Für Teilsysteme, für die noch keine TSI existiert, sind weiterhin die nationalen Zulassungsverfahren anzuwenden.

In Deutschland gibt es eine Auswahl an Benannten Stellen.[13] In anderen Staaten der EU sind weitere benannte Stellen registriert.

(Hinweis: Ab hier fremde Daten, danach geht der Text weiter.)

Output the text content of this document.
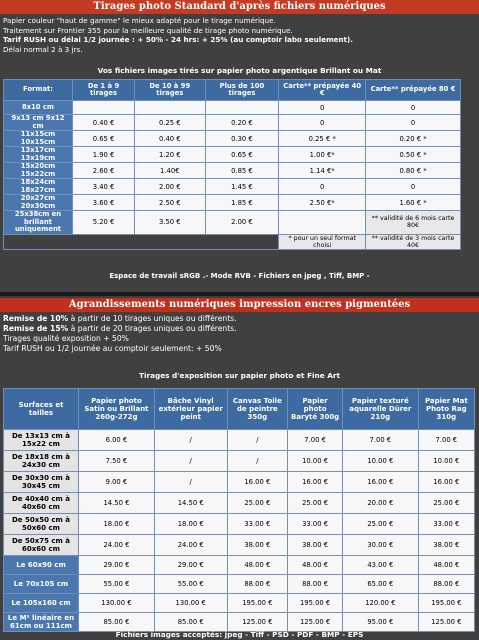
Tirages photo Standard d'après fichiers numériques
Papier couleur "haut de gamme" le mieux adapté pour le tirage numérique.
Traitement sur Frontier 355 pour la meilleure qualité de tirage photo numérique.
Tarif RUSH ou délai 1/2 journée : + 50% - 24 hrs: + 25% (au comptoir labo seulement).
Délai normal 2 à 3 jrs.
Vos fichiers images tirés sur papier photo argentique Brillant ou Mat
Format:	De 1 à 9 tirages	De 10 à 99 tirages	Plus de 100 tirages	Carte** prépayée 40 €	Carte** prépayée 80 €
8x10 cm				0	0
9x13 cm 9x12 cm	0.40 €	0.25 €	0.20 €	0	0
11x15cm 10x15cm	0.65 €	0.40 €	0.30 €	0.25 € *	0.20 € *
13x17cm 13x19cm	1.90 €	1.20 €	0.65 €	1.00 €*	0.50 € *
15x20cm 15x22cm	2.60 €	1.40€	0.85 €	1.14 €*	0.80 € *
18x24cm 18x27cm	3.40 €	2.00 €	1.45 €	0	0
20x27cm 20x30cm	3.60 €	2.50 €	1.85 €	2.50 €*	1.60 € *
25x38cm en brillant uniquement	5.20 €	3.50 €	2.00 €		** validité de 6 mois carte 80€
				* pour un seul format choisi	** validité de 3 mois carte 40€
Espace de travail sRGB .- Mode RVB - Fichiers en jpeg , Tiff, BMP -
Agrandissements numériques impression encres pigmentées
Remise de 10% à partir de 10 tirages uniques ou différents.
Remise de 15% à partir de 20 tirages uniques ou différents.
Tirages qualité exposition + 50%
Tarif RUSH ou 1/2 journée au comptoir seulement: + 50%
Tirages d'exposition sur papier photo et Fine Art
Surfaces et tailles	Papier photo Satin ou Brillant 260g-272g	Bâche Vinyl extérieur papier peint	Canvas Toile de peintre 350g	Papier photo Baryté 300g	Papier texturé aquarelle Dürer 210g	Papier Mat Photo Rag 310g
De 13x13 cm à 15x22 cm	6.00 €	/	/	7.00 €	7.00 €	7.00 €
De 18x18 cm à 24x30 cm	7.50 €	/	/	10.00 €	10.00 €	10.00 €
De 30x30 cm à 30x45 cm	9.00 €	/	16.00 €	16.00 €	16.00 €	16.00 €
De 40x40 cm à 40x60 cm	14.50 €	14.50 €	25.00 €	25.00 €	20.00 €	25.00 €
De 50x50 cm à 50x60 cm	18.00 €	18.00 €	33.00 €	33.00 €	25.00 €	33.00 €
De 50x75 cm à 60x60 cm	24.00 €	24.00 €	38.00 €	38.00 €	30.00 €	38.00 €
Le 60x90 cm	29.00 €	29.00 €	48.00 €	48.00 €	43.00 €	48.00 €
Le 70x105 cm	55.00 €	55.00 €	88.00 €	88.00 €	65.00 €	88.00 €
Le 105x160 cm	130.00 €	130.00 €	195.00 €	195.00 €	120.00 €	195.00 €
Le M² linéaire en 61cm ou 111cm	85.00 €	85.00 €	125.00 €	125.00 €	95.00 €	125.00 €
Fichiers images acceptés: jpeg - Tiff - PSD - PDF - BMP - EPS
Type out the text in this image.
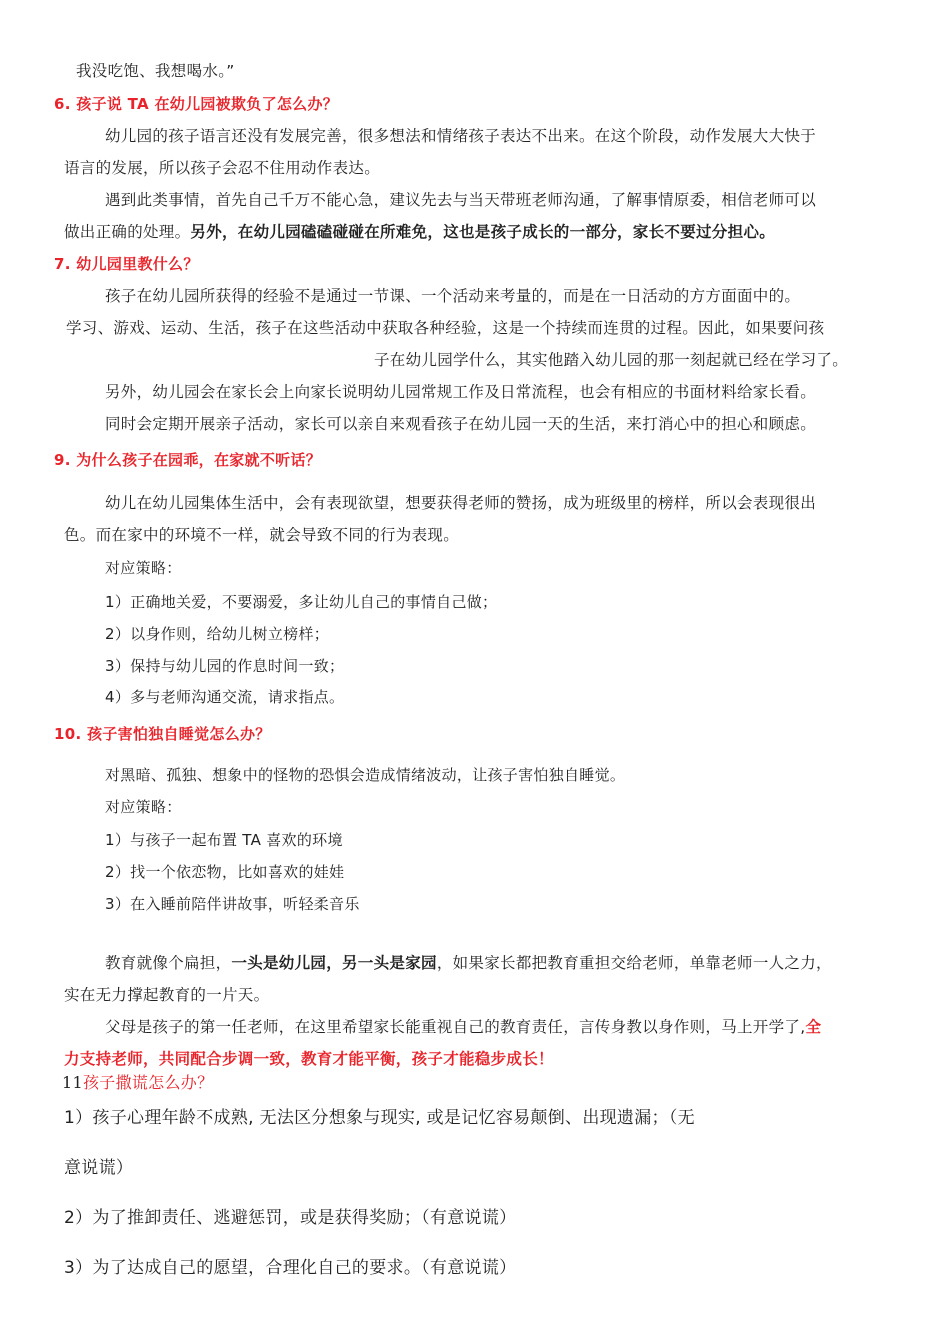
我没吃饱、我想喝水。”
6. 孩子说 TA 在幼儿园被欺负了怎么办？
幼儿园的孩子语言还没有发展完善，很多想法和情绪孩子表达不出来。在这个阶段，动作发展大大快于
语言的发展，所以孩子会忍不住用动作表达。
遇到此类事情，首先自己千万不能心急，建议先去与当天带班老师沟通，了解事情原委，相信老师可以
做出正确的处理。另外，在幼儿园磕磕碰碰在所难免，这也是孩子成长的一部分，家长不要过分担心。
7. 幼儿园里教什么？
孩子在幼儿园所获得的经验不是通过一节课、一个活动来考量的，而是在一日活动的方方面面中的。
学习、游戏、运动、生活，孩子在这些活动中获取各种经验，这是一个持续而连贯的过程。因此，如果要问孩
子在幼儿园学什么，其实他踏入幼儿园的那一刻起就已经在学习了。
另外，幼儿园会在家长会上向家长说明幼儿园常规工作及日常流程，也会有相应的书面材料给家长看。
同时会定期开展亲子活动，家长可以亲自来观看孩子在幼儿园一天的生活，来打消心中的担心和顾虑。
9. 为什么孩子在园乖，在家就不听话？
幼儿在幼儿园集体生活中，会有表现欲望，想要获得老师的赞扬，成为班级里的榜样，所以会表现很出
色。而在家中的环境不一样，就会导致不同的行为表现。
对应策略：
1）正确地关爱，不要溺爱，多让幼儿自己的事情自己做；
2）以身作则，给幼儿树立榜样；
3）保持与幼儿园的作息时间一致；
4）多与老师沟通交流，请求指点。
10. 孩子害怕独自睡觉怎么办？
对黑暗、孤独、想象中的怪物的恐惧会造成情绪波动，让孩子害怕独自睡觉。
对应策略：
1）与孩子一起布置 TA 喜欢的环境
2）找一个依恋物，比如喜欢的娃娃
3）在入睡前陪伴讲故事，听轻柔音乐
教育就像个扁担，一头是幼儿园，另一头是家园，如果家长都把教育重担交给老师，单靠老师一人之力，
实在无力撑起教育的一片天。
父母是孩子的第一任老师，在这里希望家长能重视自己的教育责任，言传身教以身作则，马上开学了,全
力支持老师，共同配合步调一致，教育才能平衡，孩子才能稳步成长！
11孩子撒谎怎么办？
1）孩子心理年龄不成熟, 无法区分想象与现实, 或是记忆容易颠倒、出现遗漏；（无
意说谎）
2）为了推卸责任、逃避惩罚，或是获得奖励；（有意说谎）
3）为了达成自己的愿望，合理化自己的要求。（有意说谎）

Die bei einer benannten Stelle erworbenen Zertifikate sind europaweit gültig.

Verordnungen

Derzeit sind die folgenden Versionen der verschiedenen TSI in der EU gültig:

Teilsystem Abkürzung
(engl.)
Dokument
Infrastruktur INF Verordnung EU 1299/2014 in der konsolidierten Fassung vom 16. Mai 2019 (PDF)
Energie ENE Verordnung EU 1301/2014 in der konsolidierten Fassung vom 16. Mai 2019 (PDF)
Fahrzeuge – Lokomotiven und Personenwagen LOC&PAS Verordnung EU 1302/2014 in der konsolidierten Fassung vom 9. März 2020 (PDF)
Lärm NOI Verordnung EU 1304/2014 in der konsolidierten Fassung vom 16. Mai 2019 (PDF)
Fahrzeuge – Güterwagen WAG Verordnung EU 321/2013 in der konsolidierten Fassung vom 9. März 2020 (PDF)
Sicherheit in Eisenbahntunneln SRT Verordnung EU 1303/2014 in der konsolidierten Fassung vom 16. Mai 2019 (PDF)
Zugsteuerung, Zugsicherung und Signalgebung CCS Verordnung EU 2016/919 in der konsolidierten Fassung vom 16. März 2020 (PDF)
Zugänglichkeit für Menschen mit Behinderung
und Menschen mit eingeschränkter Mobilität
PRM Verordnung EU 1300/2014 in der konsolidierten Fassung vom 16. Mai 2019 (PDF)
Verkehrsbetrieb und Verkehrssteuerung OPE Verordnung EU 2019/773 vom 16. Mai 2019 (PDF)
Telematik – Güterverkehr TAF Verordnung EU 1305/2014 in der konsolidierten Fassung vom 26. März 2021 (PDF)
Telematik – Personenverkehr TAP Verordnung EU 454/2011 in der konsolidierten Fassung vom 16. Mai 2019 (PDF)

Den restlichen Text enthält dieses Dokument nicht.